Ireland will not sign up to global tax reform plans, finance minister Paschal Donohoe insisted Thursday, entrenching the Republic’s hold-out position as momentum accelerates for a deal meant to ensure multinationals pay their fair share.

Around 132 countries have already agreed to the reforms on international taxation, including a minimum corporate rate of 15 percent.

On Saturday, finance ministers from the G20 — 19 largest global economies plus the European Union — backed the historic deal.

But Ireland — which levies a 12.5 percent corporation tax rate and is considered by some a “tax haven” — will not endorse the plans as they stand, Donohoe said.

“What is on the table at the moment is an agreement that Ireland cannot be part of,” he told Irish state broadcaster RTE.

“We are committed to the negotiation to see if we can enter the agreement at some point, but I’m making the case for 12.5 percent,” Donohoe said.

“It has been a key feature of our economic policy now for decades.”

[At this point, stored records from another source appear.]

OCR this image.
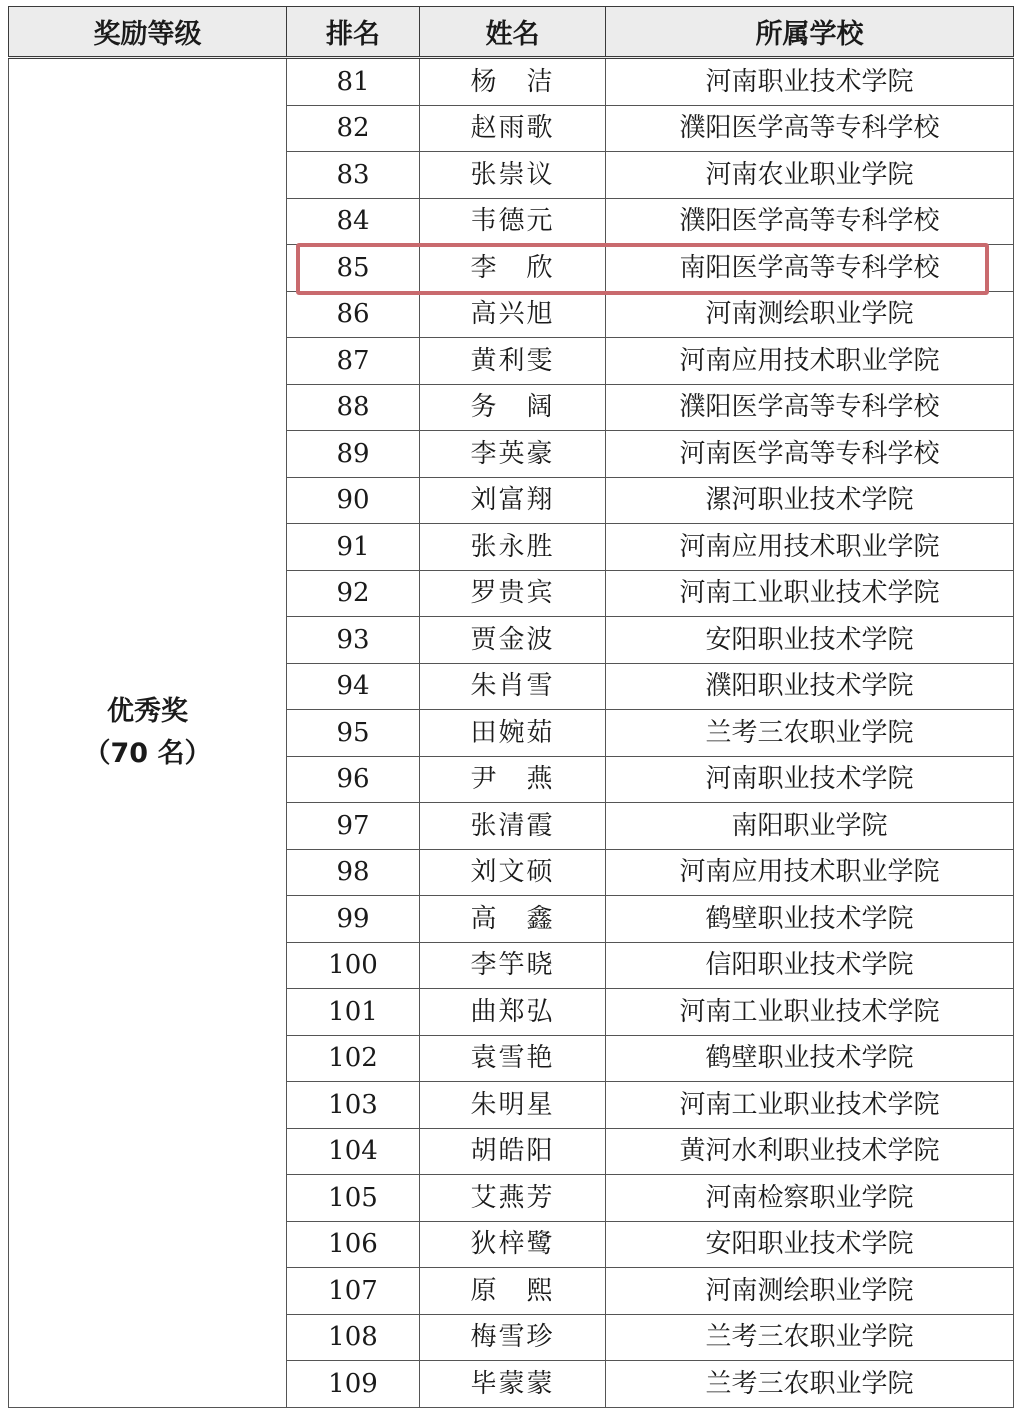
奖励等级	排名	姓名	所属学校

优秀奖
（70 名）	81	杨　洁	河南职业技术学院
	82	赵雨歌	濮阳医学高等专科学校
	83	张崇议	河南农业职业学院
	84	韦德元	濮阳医学高等专科学校
	85	李　欣	南阳医学高等专科学校
	86	高兴旭	河南测绘职业学院
	87	黄利雯	河南应用技术职业学院
	88	务　阔	濮阳医学高等专科学校
	89	李英豪	河南医学高等专科学校
	90	刘富翔	漯河职业技术学院
	91	张永胜	河南应用技术职业学院
	92	罗贵宾	河南工业职业技术学院
	93	贾金波	安阳职业技术学院
	94	朱肖雪	濮阳职业技术学院
	95	田婉茹	兰考三农职业学院
	96	尹　燕	河南职业技术学院
	97	张清霞	南阳职业学院
	98	刘文硕	河南应用技术职业学院
	99	高　鑫	鹤壁职业技术学院
	100	李竽晓	信阳职业技术学院
	101	曲郑弘	河南工业职业技术学院
	102	袁雪艳	鹤壁职业技术学院
	103	朱明星	河南工业职业技术学院
	104	胡皓阳	黄河水利职业技术学院
	105	艾燕芳	河南检察职业学院
	106	狄梓鹭	安阳职业技术学院
	107	原　熙	河南测绘职业学院
	108	梅雪珍	兰考三农职业学院
	109	毕蒙蒙	兰考三农职业学院
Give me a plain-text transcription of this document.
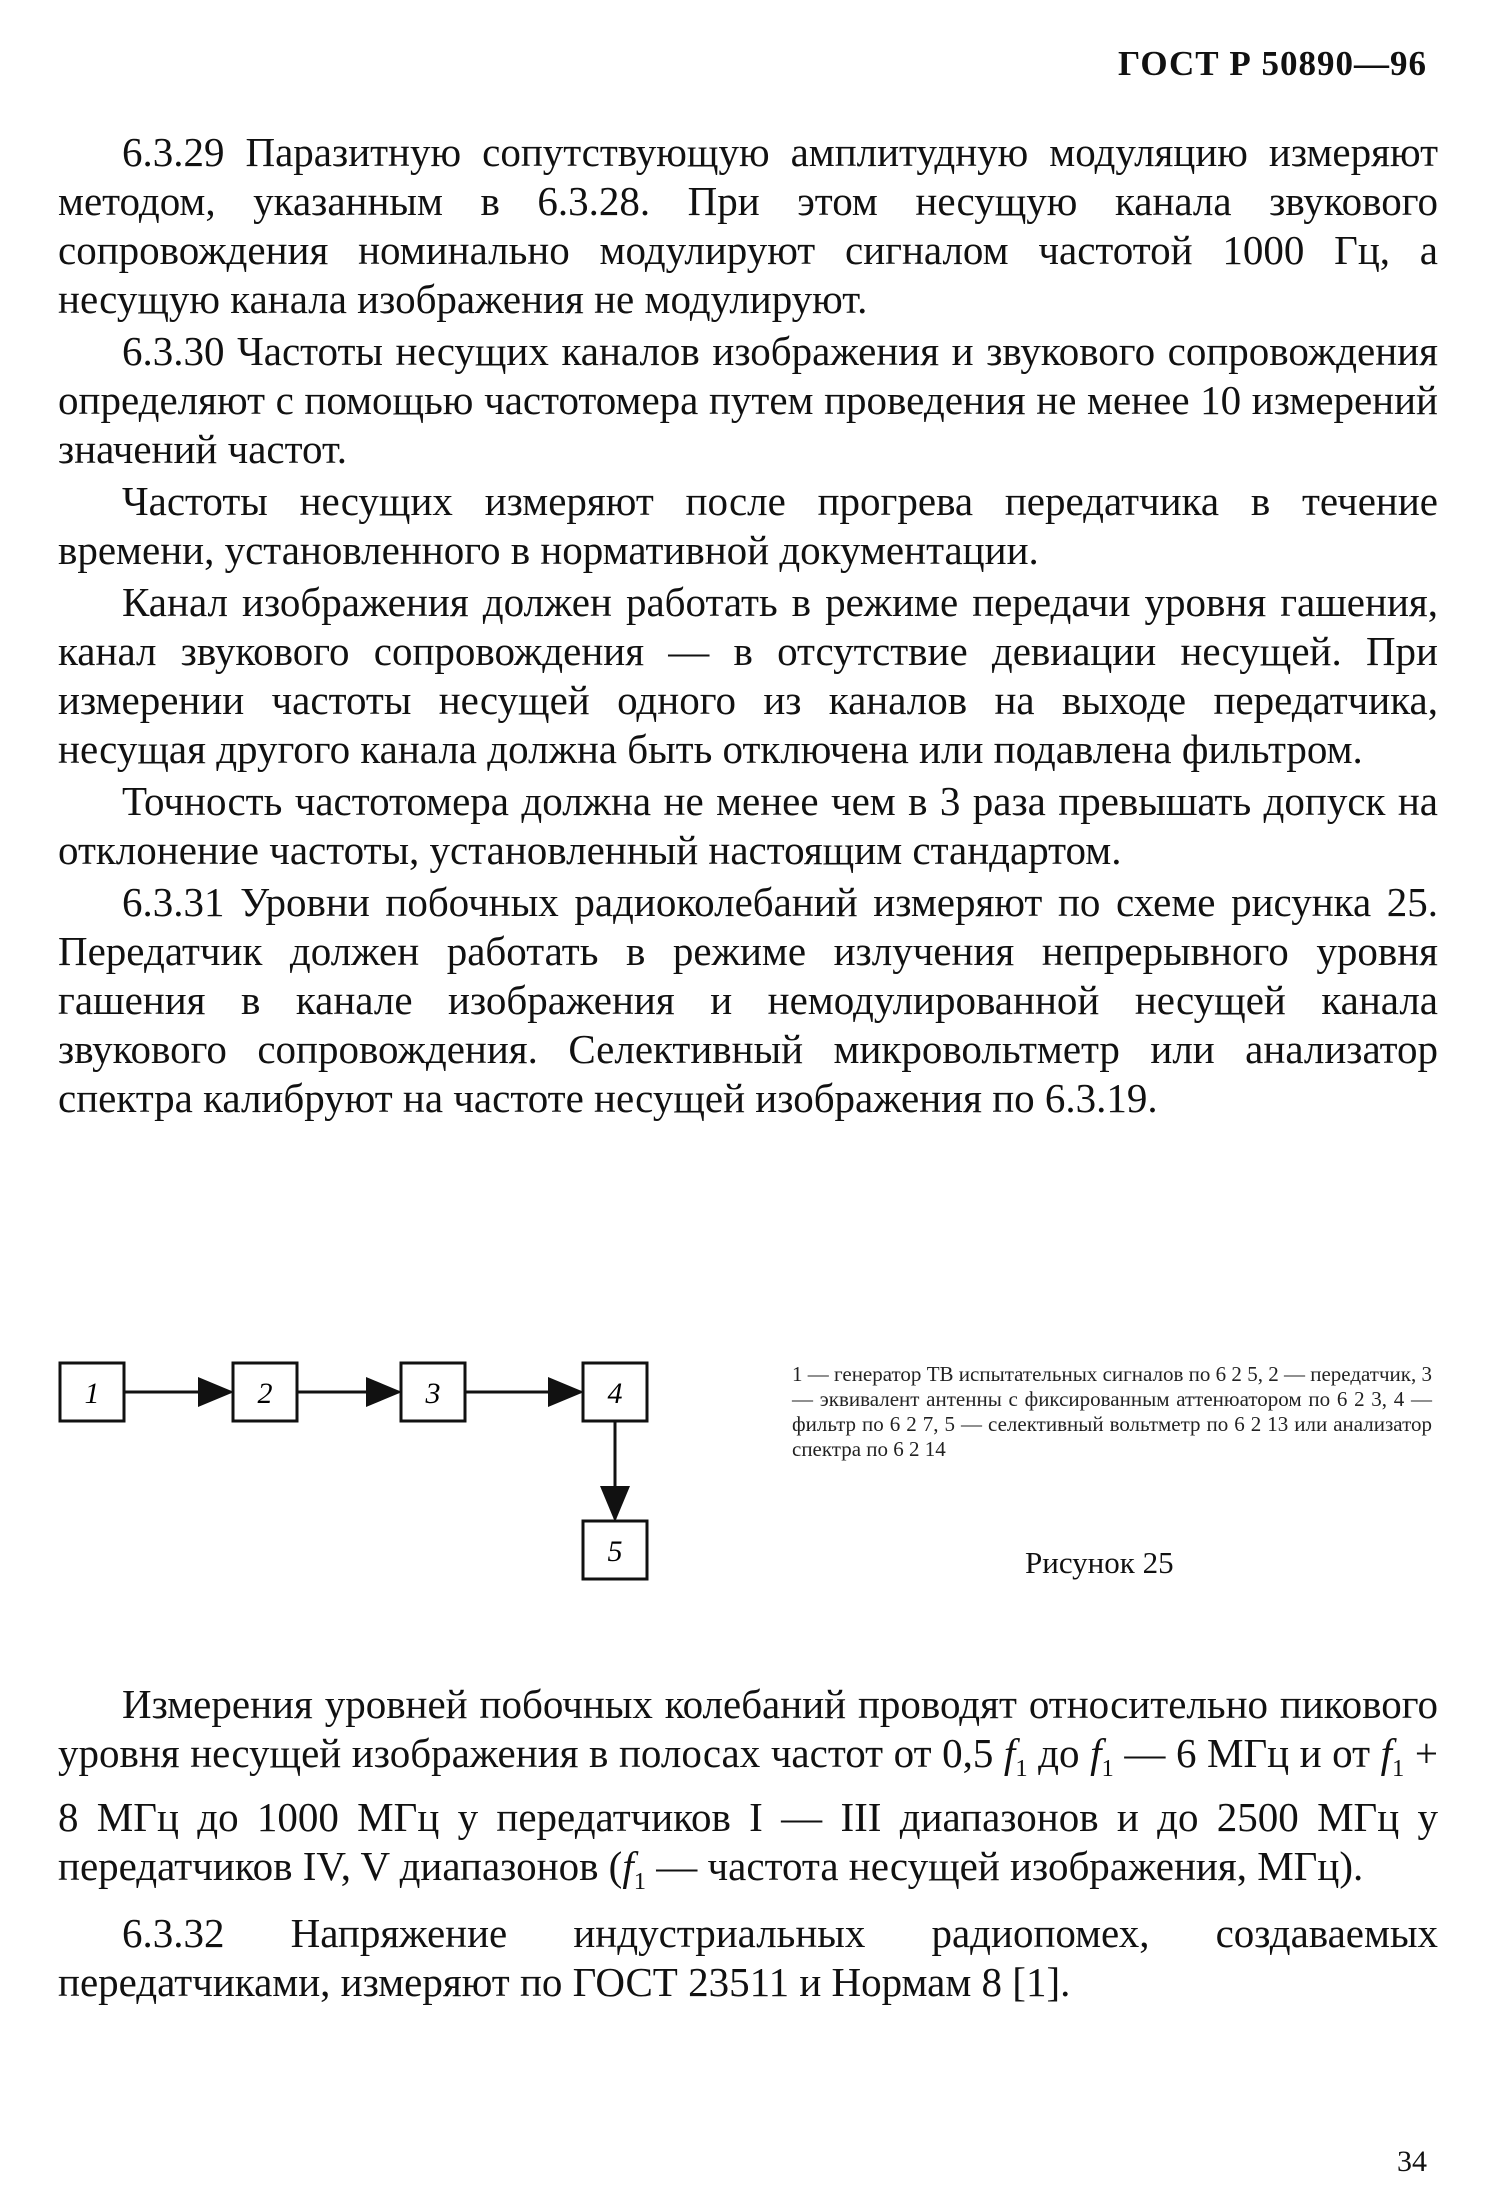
ГОСТ Р 50890—96

6.3.29 Паразитную сопутствующую амплитудную модуляцию измеряют методом, указанным в 6.3.28. При этом несущую канала звукового сопровождения номинально модулируют сигналом частотой 1000 Гц, а несущую канала изображения не модулируют.

6.3.30 Частоты несущих каналов изображения и звукового сопровождения определяют с помощью частотомера путем проведения не менее 10 измерений значений частот.

Частоты несущих измеряют после прогрева передатчика в течение времени, установленного в нормативной документации.

Канал изображения должен работать в режиме передачи уровня гашения, канал звукового сопровождения — в отсутствие девиации несущей. При измерении частоты несущей одного из каналов на выходе передатчика, несущая другого канала должна быть отключена или подавлена фильтром.

Точность частотомера должна не менее чем в 3 раза превышать допуск на отклонение частоты, установленный настоящим стандартом.

6.3.31 Уровни побочных радиоколебаний измеряют по схеме рисунка 25. Передатчик должен работать в режиме излучения непрерывного уровня гашения в канале изображения и немодулированной несущей канала звукового сопровождения. Селективный микровольтметр или анализатор спектра калибруют на частоте несущей изображения по 6.3.19.

1	2	3	4
5
1 — генератор ТВ испытательных сигналов по 6 2 5, 2 — передатчик, 3 — эквивалент антенны с фиксированным аттенюатором по 6 2 3, 4 — фильтр по 6 2 7, 5 — селективный вольтметр по 6 2 13 или анализатор спектра по 6 2 14
Рисунок 25

Измерения уровней побочных колебаний проводят относительно пикового уровня несущей изображения в полосах частот от 0,5 $f_1$ до $f_1$ — 6 МГц и от $f_1 + 8$ МГц до 1000 МГц у передатчиков I — III диапазонов и до 2500 МГц у передатчиков IV, V диапазонов ($f_1$ — частота несущей изображения, МГц).

6.3.32 Напряжение индустриальных радиопомех, создаваемых передатчиками, измеряют по ГОСТ 23511 и Нормам 8 [1].

34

His comments came after the Irish Examiner reported that Dublin plans to relinquish its 12.5 percent rate for fear of international “pariah” status.

“Ireland will continue to make the case for the rights of small countries to retain some competitive advantage, but we don’t want to be an outlier in terms of a global tax deal,” a senior government source was quoted as saying.

The newspaper reported Ireland plans to make concessions on its 12.5 percent rate — which has lured numerous US tech and pharma firms to its shores — as part of a new OECD tax agreement in October.

But Donohoe said agreeing to 15 percent proposals would create “issues” for “people who’ve invested in our economy, and have expectations regarding the predictability of our rate in the future.”